The five-class, 12-credit Autonomous Vehicle Driver and Operations Specialist certification program is designed to improve the skills of current workers who hold a Class A Commercial Driver’s License (CDL), which is required to operate tractor-trailers and other truck vehicles.
Because employers are also looking for workers to perform duties other than driving, the Class A CDL prerequisite is waived for new workers.
The program can be completed part-time or full-time, online or in-person, and equips students with an applied understanding of logistics, computer information systems, and advanced industrial technology. The certificate can also be stacked toward Pima College’s advanced degree programs in Automation Industrial Technology, Logistics and Supply Chain Management, and Cybersecurity.
The cost of the program varies from $868 to $3,228 depending on the format selected and is included on the list of eligible training providers that receive WIOA funding.
Pima also hopes to diversify the predominantly white, male profession of truck driving. More than 75% of enrollment is people of color, with 22% each being black and Latino. 11% are Native Hawaiian or Pacific Islander, 22% are Asian and 22% are white.
Meanwhile, 62% of all traditional commercial truck drivers are white.
Why did Pima Community College stand out to TuSimple as the right partner to provide training for these emerging occupations?
While it may sound appealing, training for the “jobs of the future” can be risky, especially outside degree level, and not all emerging jobs are high quality jobs.
When negotiations began, TuSimple had fewer than 10 employees and no trucks or warehouse in Tucson, but now it’s a unicorn valued at more than $1 billion.
While research universities hire administrators and faculty with relevant expertise to carve out areas of local technology-based economic development, this is not the case at most community colleges.
Pima acknowledges that it and other community colleges can’t train in every hot emerging technology field. They and other colleges need to strategically decide which emerging jobs resulting from new technologies are worth prioritizing.
For Pima, the strategy has been to embed itself within the state’s economic development structure, train with purpose and avoid hype.

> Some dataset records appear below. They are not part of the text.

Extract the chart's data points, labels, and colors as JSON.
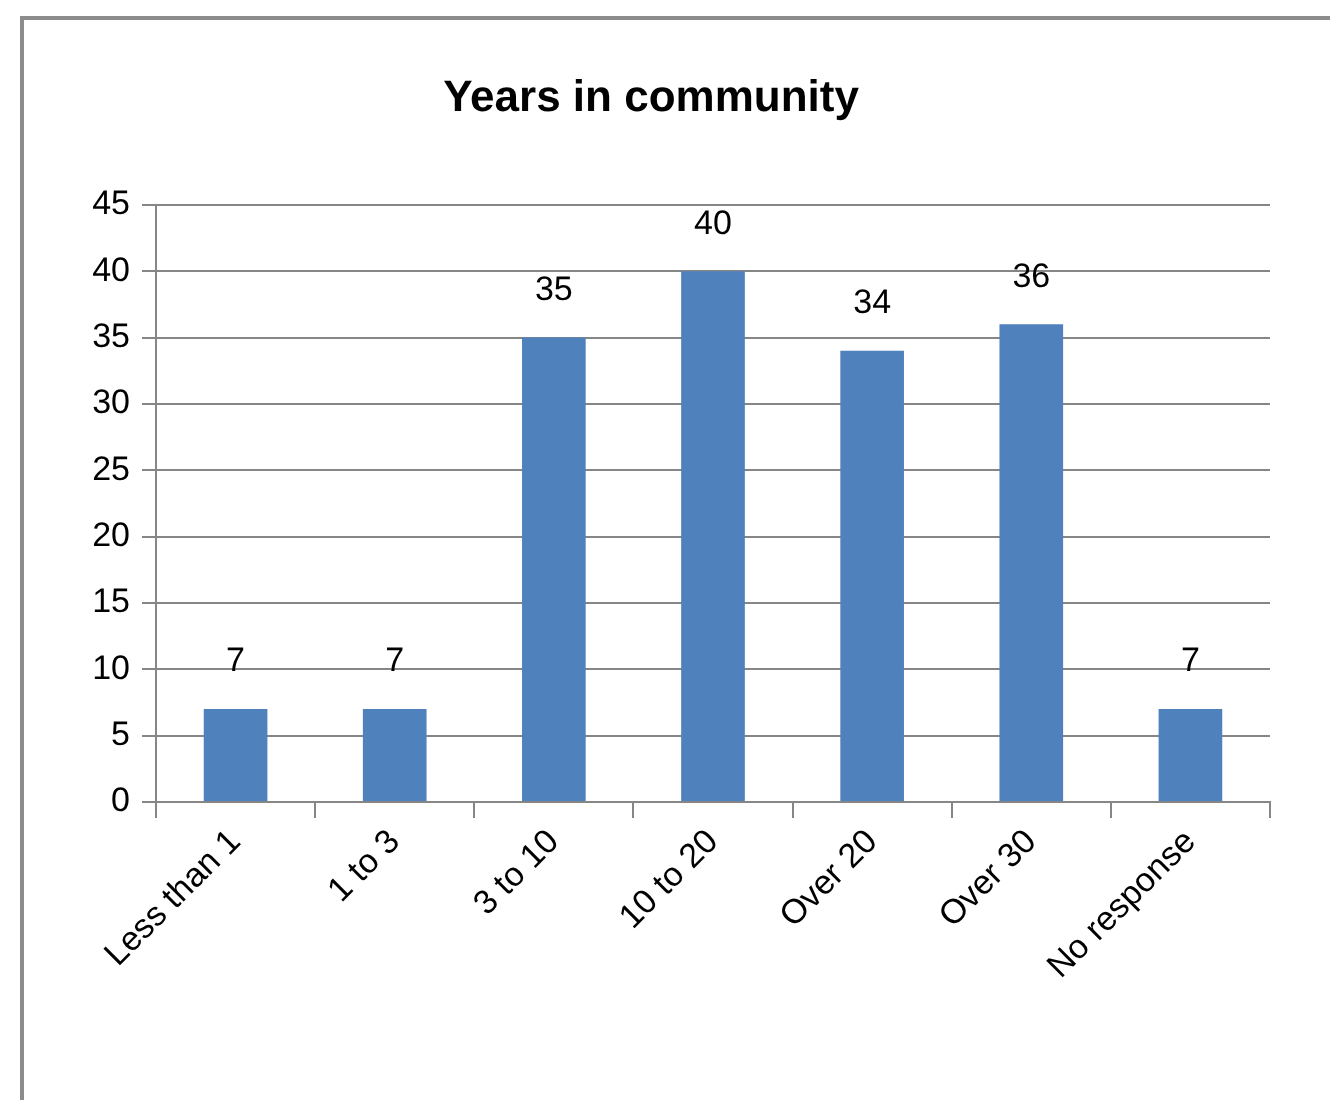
{
  "chart_data": {
    "type": "bar",
    "title": "Years in community",
    "categories": [
      "Less than 1",
      "1 to 3",
      "3 to 10",
      "10 to 20",
      "Over 20",
      "Over 30",
      "No response"
    ],
    "values": [
      7,
      7,
      35,
      40,
      34,
      36,
      7
    ],
    "color": "#4f81bd",
    "ylim": [
      0,
      45
    ],
    "yticks": [
      0,
      5,
      10,
      15,
      20,
      25,
      30,
      35,
      40,
      45
    ],
    "grid": "y",
    "data_labels": true
  }
}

Notably, Pima College President Lee Lambert served as the only community college voice on the board of directors of Sun Corridor, a public-private economic development organization, which recommended Pima College as an ideal training partner for TuSimple, further enhancing the college’s status as an economic development player.
However, many university presidents serve on such committees.
To ensure the operational success of its economic development mission, Pima has asked this article’s co-author, Ian Roark, to serve as Pima’s official liaison on employer relations as well as local economic development.
“Other universities typically don’t have a formal economic development function assigned to them,” Ian says. “At Pima, workforce development is positioned as part of a broader economic development context. It’s not enough to train for jobs that already exist. Pima wants to drive job creation in the region because it means more opportunities for our learners.”